1
HH 257-15
HC 2026/15
PROTON BAKERIES (PVT) LTD
versus
JOSEPH NDUNA
and
THE SHERRIF OF ZIMBABWE
and
MESSENGER OF COURT – MARONDERA
HIGH COURT OF ZIMBABWE
MAWADZE J
HARARE, 9, 10 & 16 March 2015
URGENT CHAMBER APPLICATION
B. Perusu, for the applicant
T. Chiturumani, for the 1st respondent
No appearance for 2nd respondent
3rd respondent in person
MAWADZE J: This is an urgent chamber application for stay of execution of the order and writ of execution under case HC 4885/14 and an order ordering the respondents to return or restore any funds paid by the applicant, which funds must be held in trust by the applicant’s legal practitioners pending the outcome of an application for leave to appeal against the decision of the Honourable Justice Chidziva handed done in the Labour Court under LC/H/891/13.
The terms of the interim relief sought are as follows;
“INTERIM RELIED GRANTED
Pending the confirmation or discharge of this provisional order the applicant is granted the following interim relief:
1. Disbursement to 1st respondent of the funds paid by applicant to the 3rd respondent be and is hereby stayed and the funds shall be remitted to Honey and Blanckenberg.
2. In the event that disbursement referred to in paragraph 2 above has taken place, the 1st respondent be and is hereby ordered to remit the Applicant’s funds to Honey and Blanckenberg
SERVICE OF PROVISIONAL ORDER
The applicant or its Legal Practitioners are hereby given leave to serve this Provisional Order upon the Respondent or their Legal Practitioners”

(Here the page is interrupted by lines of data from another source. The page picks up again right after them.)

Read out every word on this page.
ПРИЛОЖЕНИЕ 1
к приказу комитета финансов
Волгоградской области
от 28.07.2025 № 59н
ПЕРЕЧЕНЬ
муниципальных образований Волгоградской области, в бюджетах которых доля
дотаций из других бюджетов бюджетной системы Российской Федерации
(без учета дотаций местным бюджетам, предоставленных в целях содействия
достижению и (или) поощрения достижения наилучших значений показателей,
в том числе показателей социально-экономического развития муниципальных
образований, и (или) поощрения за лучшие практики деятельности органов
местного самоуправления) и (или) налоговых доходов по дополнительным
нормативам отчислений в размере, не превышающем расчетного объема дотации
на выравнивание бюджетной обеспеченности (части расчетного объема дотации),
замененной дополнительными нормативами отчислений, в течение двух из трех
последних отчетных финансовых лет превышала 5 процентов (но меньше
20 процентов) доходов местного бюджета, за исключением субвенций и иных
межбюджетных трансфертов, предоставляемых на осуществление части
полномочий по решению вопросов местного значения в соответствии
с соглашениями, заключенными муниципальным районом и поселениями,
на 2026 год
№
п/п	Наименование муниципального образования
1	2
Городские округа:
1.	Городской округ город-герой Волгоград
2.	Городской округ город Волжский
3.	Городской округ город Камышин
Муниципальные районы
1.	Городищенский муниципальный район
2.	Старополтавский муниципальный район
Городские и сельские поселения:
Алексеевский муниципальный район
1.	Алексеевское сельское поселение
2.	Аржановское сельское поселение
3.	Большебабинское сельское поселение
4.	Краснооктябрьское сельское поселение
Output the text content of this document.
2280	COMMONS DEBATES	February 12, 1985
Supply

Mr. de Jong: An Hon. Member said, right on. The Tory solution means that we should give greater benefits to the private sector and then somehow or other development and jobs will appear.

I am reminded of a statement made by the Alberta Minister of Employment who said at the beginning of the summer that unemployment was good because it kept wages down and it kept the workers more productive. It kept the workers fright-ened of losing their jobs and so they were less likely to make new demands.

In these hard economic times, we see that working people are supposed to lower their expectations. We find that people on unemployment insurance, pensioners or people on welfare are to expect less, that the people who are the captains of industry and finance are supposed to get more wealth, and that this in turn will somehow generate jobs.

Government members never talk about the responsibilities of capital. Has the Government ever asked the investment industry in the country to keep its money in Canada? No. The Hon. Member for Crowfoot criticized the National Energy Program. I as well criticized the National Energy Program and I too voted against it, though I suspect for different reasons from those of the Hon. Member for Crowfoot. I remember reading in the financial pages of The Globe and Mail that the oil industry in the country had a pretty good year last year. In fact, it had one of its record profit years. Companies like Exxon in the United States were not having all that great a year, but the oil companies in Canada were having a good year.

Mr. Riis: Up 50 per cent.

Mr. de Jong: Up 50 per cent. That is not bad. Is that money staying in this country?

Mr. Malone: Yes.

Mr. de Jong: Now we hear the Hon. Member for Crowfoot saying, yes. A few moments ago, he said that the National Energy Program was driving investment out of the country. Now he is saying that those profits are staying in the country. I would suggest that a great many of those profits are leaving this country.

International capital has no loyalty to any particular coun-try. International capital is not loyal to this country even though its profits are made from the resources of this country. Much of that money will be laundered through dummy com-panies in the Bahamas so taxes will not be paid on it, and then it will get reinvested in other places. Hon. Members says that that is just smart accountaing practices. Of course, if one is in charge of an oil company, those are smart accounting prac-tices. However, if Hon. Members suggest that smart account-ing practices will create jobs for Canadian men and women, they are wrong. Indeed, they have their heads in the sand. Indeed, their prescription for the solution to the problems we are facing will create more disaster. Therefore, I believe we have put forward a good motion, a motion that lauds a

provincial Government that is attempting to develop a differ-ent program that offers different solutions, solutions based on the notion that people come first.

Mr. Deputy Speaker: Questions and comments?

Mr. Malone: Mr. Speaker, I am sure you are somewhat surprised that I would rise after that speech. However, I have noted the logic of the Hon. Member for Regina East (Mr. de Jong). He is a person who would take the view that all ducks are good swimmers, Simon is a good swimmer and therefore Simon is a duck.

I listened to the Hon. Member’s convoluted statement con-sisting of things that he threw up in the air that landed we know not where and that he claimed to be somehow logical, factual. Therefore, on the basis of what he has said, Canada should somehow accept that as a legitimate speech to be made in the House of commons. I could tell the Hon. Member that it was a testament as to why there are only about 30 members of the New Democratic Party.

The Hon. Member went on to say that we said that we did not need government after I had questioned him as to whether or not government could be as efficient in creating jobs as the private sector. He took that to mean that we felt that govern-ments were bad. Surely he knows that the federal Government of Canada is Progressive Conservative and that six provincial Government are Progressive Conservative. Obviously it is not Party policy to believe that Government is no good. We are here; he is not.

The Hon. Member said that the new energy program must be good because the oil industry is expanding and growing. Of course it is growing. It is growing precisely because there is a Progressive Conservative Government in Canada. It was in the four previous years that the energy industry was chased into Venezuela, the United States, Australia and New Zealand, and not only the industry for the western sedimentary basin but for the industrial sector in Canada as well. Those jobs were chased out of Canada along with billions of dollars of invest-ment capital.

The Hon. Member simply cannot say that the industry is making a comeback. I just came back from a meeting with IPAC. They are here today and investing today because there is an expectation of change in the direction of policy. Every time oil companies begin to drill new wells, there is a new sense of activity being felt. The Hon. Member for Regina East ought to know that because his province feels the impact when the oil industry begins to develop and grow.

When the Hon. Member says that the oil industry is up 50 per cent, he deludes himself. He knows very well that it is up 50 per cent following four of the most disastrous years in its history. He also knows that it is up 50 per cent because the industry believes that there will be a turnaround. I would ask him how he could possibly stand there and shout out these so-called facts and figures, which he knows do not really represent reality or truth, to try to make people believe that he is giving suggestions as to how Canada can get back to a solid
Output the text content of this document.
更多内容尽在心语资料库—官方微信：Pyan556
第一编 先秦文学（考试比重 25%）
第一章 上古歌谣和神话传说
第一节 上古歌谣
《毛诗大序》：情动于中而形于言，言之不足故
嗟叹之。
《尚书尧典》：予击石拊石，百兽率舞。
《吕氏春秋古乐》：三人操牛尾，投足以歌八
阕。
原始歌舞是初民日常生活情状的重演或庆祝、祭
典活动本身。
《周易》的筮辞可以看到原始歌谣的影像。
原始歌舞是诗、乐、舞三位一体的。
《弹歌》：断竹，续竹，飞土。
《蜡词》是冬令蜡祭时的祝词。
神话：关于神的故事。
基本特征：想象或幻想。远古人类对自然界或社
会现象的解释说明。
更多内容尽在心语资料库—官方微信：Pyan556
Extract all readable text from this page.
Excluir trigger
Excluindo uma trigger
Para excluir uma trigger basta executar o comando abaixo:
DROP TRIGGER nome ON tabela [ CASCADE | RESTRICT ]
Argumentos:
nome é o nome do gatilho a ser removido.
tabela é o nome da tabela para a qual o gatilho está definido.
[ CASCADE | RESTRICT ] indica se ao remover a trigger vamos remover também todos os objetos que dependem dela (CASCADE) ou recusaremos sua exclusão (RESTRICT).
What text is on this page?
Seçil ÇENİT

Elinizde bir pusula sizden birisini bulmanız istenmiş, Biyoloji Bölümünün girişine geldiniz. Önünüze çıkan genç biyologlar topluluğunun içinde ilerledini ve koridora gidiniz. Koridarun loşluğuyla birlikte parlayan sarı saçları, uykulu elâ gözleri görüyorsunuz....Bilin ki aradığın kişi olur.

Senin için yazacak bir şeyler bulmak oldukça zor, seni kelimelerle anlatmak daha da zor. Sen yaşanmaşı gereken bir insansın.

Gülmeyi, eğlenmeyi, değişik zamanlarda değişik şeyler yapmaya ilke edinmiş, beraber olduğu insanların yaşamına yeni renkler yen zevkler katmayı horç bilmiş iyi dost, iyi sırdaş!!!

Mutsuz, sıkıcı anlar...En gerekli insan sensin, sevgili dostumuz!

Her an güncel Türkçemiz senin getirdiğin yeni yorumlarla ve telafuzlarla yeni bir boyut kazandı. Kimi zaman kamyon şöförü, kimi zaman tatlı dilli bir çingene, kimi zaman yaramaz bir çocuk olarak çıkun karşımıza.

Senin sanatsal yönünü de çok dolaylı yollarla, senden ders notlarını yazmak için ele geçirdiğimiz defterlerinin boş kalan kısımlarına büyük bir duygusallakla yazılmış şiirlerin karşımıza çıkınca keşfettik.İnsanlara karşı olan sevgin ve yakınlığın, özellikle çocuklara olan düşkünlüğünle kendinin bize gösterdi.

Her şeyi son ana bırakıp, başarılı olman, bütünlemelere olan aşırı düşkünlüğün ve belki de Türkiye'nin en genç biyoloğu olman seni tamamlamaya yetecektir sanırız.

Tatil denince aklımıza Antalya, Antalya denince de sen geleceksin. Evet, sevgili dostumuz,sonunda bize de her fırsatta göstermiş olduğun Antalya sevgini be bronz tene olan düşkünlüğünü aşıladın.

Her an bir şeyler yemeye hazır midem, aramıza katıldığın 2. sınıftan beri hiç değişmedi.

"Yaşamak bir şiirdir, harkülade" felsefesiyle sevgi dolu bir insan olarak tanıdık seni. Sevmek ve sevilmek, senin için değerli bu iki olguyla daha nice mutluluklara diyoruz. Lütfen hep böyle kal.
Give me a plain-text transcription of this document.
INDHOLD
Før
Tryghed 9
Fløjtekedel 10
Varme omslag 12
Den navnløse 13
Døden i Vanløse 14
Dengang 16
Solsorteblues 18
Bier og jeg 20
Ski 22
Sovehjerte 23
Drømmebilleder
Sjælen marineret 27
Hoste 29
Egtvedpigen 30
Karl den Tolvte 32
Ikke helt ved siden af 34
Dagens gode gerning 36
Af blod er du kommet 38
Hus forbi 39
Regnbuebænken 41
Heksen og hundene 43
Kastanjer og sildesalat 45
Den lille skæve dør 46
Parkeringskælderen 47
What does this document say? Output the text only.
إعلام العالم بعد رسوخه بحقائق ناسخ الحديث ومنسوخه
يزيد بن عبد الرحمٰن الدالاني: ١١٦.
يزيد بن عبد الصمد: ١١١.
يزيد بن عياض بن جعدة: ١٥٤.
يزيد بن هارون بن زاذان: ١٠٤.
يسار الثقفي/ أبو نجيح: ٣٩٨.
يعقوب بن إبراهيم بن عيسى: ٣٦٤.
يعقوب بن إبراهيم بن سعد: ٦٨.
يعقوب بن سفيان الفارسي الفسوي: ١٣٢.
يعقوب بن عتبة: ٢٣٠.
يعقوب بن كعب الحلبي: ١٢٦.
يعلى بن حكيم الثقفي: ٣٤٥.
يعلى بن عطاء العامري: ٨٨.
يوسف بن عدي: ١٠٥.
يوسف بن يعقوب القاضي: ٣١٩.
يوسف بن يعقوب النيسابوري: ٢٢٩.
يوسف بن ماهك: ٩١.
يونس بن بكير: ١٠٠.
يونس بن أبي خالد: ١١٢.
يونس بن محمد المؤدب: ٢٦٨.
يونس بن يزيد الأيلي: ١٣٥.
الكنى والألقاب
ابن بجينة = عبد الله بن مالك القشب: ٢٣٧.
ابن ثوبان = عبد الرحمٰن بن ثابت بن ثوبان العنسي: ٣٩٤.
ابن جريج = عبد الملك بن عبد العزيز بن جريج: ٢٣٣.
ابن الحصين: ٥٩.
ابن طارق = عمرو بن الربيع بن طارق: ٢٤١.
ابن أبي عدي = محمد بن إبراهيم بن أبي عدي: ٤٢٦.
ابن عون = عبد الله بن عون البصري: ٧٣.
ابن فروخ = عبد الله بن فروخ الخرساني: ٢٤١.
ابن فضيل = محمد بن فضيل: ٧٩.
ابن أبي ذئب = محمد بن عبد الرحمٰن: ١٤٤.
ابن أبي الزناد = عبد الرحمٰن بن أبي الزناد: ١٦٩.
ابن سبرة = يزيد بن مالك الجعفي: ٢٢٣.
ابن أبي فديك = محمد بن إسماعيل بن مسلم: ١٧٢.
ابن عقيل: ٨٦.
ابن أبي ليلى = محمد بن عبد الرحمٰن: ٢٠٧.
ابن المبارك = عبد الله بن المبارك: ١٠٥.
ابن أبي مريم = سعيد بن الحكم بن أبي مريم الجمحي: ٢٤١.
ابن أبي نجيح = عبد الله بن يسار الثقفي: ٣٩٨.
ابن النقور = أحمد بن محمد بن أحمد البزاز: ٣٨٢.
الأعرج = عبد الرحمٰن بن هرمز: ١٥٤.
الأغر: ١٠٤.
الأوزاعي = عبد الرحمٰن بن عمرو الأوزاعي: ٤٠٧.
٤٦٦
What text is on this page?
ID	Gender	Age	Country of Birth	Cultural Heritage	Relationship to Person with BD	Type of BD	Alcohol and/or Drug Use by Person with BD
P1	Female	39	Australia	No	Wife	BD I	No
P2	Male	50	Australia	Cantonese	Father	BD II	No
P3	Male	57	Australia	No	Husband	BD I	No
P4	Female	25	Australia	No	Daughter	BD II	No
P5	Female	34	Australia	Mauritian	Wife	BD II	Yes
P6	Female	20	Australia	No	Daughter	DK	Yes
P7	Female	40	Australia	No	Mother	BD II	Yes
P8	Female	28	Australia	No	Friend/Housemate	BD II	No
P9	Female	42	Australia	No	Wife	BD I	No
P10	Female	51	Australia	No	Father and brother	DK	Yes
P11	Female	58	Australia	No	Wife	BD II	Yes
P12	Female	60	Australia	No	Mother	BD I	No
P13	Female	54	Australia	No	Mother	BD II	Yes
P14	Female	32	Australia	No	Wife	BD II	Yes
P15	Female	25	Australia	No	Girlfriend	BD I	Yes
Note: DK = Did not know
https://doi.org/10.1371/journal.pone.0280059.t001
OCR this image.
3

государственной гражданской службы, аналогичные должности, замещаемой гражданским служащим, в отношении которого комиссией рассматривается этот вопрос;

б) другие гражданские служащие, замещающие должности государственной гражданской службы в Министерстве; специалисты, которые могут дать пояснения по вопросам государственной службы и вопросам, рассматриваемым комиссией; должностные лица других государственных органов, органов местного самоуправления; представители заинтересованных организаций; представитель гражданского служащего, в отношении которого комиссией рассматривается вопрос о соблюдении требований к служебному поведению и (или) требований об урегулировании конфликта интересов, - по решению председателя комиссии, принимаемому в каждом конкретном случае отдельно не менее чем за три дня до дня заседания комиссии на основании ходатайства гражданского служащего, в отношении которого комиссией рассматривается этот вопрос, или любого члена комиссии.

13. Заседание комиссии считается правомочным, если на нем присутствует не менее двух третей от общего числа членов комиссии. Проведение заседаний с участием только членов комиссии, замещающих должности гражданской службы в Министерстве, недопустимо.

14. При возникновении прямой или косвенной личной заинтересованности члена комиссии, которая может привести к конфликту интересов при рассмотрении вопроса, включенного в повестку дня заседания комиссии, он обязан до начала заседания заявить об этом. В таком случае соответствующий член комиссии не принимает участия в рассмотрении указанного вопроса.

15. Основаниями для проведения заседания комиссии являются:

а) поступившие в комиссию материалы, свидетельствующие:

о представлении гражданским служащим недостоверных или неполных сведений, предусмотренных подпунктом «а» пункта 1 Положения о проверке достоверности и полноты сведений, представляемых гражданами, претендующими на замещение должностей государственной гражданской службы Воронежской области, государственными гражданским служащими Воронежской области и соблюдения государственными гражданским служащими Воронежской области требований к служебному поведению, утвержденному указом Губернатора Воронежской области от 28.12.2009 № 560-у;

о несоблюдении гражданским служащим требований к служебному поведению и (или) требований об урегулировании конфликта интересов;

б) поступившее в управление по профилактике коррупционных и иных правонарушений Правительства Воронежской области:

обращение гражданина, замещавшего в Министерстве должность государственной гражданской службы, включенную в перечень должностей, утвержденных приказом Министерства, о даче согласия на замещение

The terms of the final order are as follows:
“TERMS OF FINAL ORDER
That you show cause to this Honorable Court why a final order should not be made in the following terms:
1. Pending the determination of the Application for Leave to Appeal under LC/APP/H/292/14 the execution of the Arbitral Award handed down by the Honorable Arbitrator Segula on 10th of October 2013, which was registered in the High Court on 20 January 2015, be and is hereby stayed.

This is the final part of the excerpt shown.